You certainly have the ears and tail of a cat, But in other respects you are a complete spider.
Were you to see the Sultan’s palace, and to smell his delicious viands, most undoubtedly those withered bones would be restored; you would receive new life; you would come from behind the curtain of invisibility into the plane of observation—
When the perfume of his beloved passes over the tomb of a lover, Is it wonderful that his putrid bones should be re-animated?”
The old woman’s cat addressed the other in the most supplicating manner: “O my sister!” she exclaimed, “have I not the sacred claims of a neighbour upon you? are we not linked in the ties of kindred? What prevents your giving a proof of friendship, by taking me with you when next you visit the palace? Perhaps from your favour plenty may flow to me, and from your patronage I may attain dignity and honour.
Withdraw not from the friendship of the honourable; Abandon not the support of the elect.”

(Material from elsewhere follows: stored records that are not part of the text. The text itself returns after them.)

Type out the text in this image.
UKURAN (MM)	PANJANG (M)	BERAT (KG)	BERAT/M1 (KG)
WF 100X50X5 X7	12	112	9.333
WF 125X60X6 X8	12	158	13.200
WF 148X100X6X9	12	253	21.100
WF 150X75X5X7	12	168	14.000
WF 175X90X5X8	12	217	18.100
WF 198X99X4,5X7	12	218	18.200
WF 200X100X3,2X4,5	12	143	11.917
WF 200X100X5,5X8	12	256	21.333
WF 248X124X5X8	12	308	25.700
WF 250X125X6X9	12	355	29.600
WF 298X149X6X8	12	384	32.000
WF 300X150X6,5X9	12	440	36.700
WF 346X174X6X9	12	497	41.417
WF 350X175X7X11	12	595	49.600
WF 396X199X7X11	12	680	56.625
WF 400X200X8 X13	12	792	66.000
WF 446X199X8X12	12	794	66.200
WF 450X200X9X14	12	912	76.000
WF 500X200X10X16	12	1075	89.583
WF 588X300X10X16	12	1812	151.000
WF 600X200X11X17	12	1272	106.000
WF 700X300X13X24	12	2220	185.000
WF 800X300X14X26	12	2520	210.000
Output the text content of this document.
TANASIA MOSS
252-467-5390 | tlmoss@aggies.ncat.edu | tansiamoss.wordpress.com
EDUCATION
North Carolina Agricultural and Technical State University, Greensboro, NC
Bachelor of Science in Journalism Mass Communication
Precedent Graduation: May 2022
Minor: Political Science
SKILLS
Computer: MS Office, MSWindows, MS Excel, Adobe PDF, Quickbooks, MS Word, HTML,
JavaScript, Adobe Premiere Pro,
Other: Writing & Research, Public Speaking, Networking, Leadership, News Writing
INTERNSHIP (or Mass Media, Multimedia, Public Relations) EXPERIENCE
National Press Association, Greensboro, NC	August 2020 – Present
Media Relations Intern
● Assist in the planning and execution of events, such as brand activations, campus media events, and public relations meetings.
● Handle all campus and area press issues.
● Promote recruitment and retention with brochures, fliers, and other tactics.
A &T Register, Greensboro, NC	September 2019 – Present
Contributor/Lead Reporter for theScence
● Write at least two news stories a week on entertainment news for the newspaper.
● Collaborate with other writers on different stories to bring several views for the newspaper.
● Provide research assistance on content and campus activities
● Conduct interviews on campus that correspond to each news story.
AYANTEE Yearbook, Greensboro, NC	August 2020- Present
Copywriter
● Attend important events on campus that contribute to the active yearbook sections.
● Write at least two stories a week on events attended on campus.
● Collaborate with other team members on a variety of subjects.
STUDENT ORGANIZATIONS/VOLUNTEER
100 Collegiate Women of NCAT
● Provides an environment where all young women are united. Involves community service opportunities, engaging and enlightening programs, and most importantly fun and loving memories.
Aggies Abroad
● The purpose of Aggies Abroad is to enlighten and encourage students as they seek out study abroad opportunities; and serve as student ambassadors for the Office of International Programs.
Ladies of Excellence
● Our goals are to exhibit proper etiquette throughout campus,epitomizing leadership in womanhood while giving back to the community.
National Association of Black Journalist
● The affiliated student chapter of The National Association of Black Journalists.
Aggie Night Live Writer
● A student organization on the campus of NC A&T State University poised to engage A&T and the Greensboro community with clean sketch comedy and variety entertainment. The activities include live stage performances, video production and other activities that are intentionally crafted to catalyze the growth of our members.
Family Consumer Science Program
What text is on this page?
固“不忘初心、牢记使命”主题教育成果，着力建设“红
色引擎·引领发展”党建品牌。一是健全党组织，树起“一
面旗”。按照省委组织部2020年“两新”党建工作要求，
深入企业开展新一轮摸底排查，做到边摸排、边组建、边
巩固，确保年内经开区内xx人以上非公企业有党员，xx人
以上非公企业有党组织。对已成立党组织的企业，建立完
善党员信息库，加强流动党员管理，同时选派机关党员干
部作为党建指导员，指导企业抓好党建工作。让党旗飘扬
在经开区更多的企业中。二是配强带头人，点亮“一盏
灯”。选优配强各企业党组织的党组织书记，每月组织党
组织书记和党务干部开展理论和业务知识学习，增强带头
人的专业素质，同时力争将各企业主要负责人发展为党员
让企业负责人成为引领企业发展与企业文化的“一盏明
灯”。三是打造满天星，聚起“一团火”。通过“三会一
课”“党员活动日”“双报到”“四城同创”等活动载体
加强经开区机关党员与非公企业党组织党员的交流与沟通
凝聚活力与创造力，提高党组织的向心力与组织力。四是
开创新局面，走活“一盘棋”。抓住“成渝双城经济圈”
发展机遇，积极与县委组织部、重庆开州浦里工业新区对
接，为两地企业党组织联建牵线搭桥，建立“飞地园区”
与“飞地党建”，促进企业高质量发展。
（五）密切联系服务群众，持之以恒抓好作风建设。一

The heart of the Sultan’s crumb-eater was melted by this pathetic address; she promised her new friend should accompany her on the next visit to the palace. The latter, overjoyed, went down immediately from the terrace, and communicated every particular to the old woman, who addressed her with the following counsel:—
“Be not deceived, my dearest friend, with the worldly language you have listened to; abandon not your corner of content, for the cup of the covetous is only to be filled by the dust of the grave, and the eye of cupidity and hope can only be closed by the needle of mortality and the thread of fate.